Description
The brand new studio album by Paul Carrack "One On One".
In more than 20 years of running his own record label and touring operation, Paul Carrack knows more than most about taking responsibility for his own career. So when lockdown cast its unwelcome shadow on the music business, one of Britain's most distinguished and soulful singer-songwriters was ready with his response.
The result is One On One, not just a masterful new addition to a body of work that now runs to 18 solo studio albums packed with signature songs – never mind his classic recordings with Mike and the Mechanics, Squeeze, Ace and more, including The Living Years, Over My Shoulder, Silent Running, Tempted, How Long and so on.
This is a record on which his imprint goes deeper than ever because, in creating it from his home studio base as often before, Carrack not only wrote, played and recorded the whole thing, but this time, following his muse and trusting his instincts to the very last day, even mixed the album himself. You could almost call it the result of his live-in years.
Not that One On One doesn't contain some memorable cameos, by the likes of master guitarist Robbie McIntosh and former James Brown sideman Alfred 'Pee Wee' Ellis. We'll come to those in a while, but this is a record that has Paul's initials carved through it. It really brings to the fore that almost effortless soulfulness we've loved so well since his own composition How Long became a pop anthem, his first of dozens, more than four and a half decades ago.
"I haven't let the time go to waste," says the ever-unassuming Carrack with a smile, sitting in the home studio – once a garage – where he made One On One. Some other artists' creativity and resourcefulness came to a complete standstill during the great non-year of 2020, but not his. "Basically we should have been on the road all last year," he recalls, "so January, February, March, everything was going great, the shows were selling out and we were due to go to Europe, the USA and Australia."

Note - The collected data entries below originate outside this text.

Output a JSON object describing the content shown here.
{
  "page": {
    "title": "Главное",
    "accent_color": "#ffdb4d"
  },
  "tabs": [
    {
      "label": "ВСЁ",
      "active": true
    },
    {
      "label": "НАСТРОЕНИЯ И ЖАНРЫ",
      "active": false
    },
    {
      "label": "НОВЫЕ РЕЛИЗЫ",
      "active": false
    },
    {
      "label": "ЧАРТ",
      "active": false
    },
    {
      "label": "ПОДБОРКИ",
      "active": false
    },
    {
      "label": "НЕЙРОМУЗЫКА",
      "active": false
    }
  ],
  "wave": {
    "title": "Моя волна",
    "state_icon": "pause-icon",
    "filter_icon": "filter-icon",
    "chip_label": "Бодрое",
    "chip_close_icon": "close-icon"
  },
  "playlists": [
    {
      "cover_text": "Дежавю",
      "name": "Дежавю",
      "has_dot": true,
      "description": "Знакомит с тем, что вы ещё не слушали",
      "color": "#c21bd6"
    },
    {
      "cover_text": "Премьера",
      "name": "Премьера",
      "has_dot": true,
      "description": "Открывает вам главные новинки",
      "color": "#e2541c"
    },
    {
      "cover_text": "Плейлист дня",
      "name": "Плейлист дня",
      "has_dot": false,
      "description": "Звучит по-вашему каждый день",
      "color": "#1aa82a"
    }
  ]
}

"By mid-March I started to get the vibe that things were going to be shutting down, and we thought it would probably be only a couple of months, so we rescheduled a lot of the shows but it quickly became apparent that the situation wasn't going to change any time soon. I started going into the studio, initially to keep my chops (voice) ticking over, but found that it also helped to keep my mind occupied and acted as a kind of therapy at what was a very anxious time."
Talk about making a virtue out of a problem. Only one of these songs existed even in demo form beforehand; Carrack conjured all the rest during lockdown. The groove kicks in straight away with Good and Ready. It's a perfect, positive message from an artist who's been raring to go and get back among his audience, and a worthy addition to a list of trademark solo tracks like Eyes Of Blue, Satisfy My Soul, and the title track of his last release, These Days.
One On One is a truly live-sounding album, which is all the more remarkable when you remember that Carrack is the band, and was often working completely on his own. "I've done a lot of recording in here over the years, when it was freezing cold in the winter, and boiling hot in the summer," he says. "But seven, eight years ago, we decided to do a number on it (the studio), and make it into a really nice space to work. Thank goodness I did. It was probably the best thing I've ever done.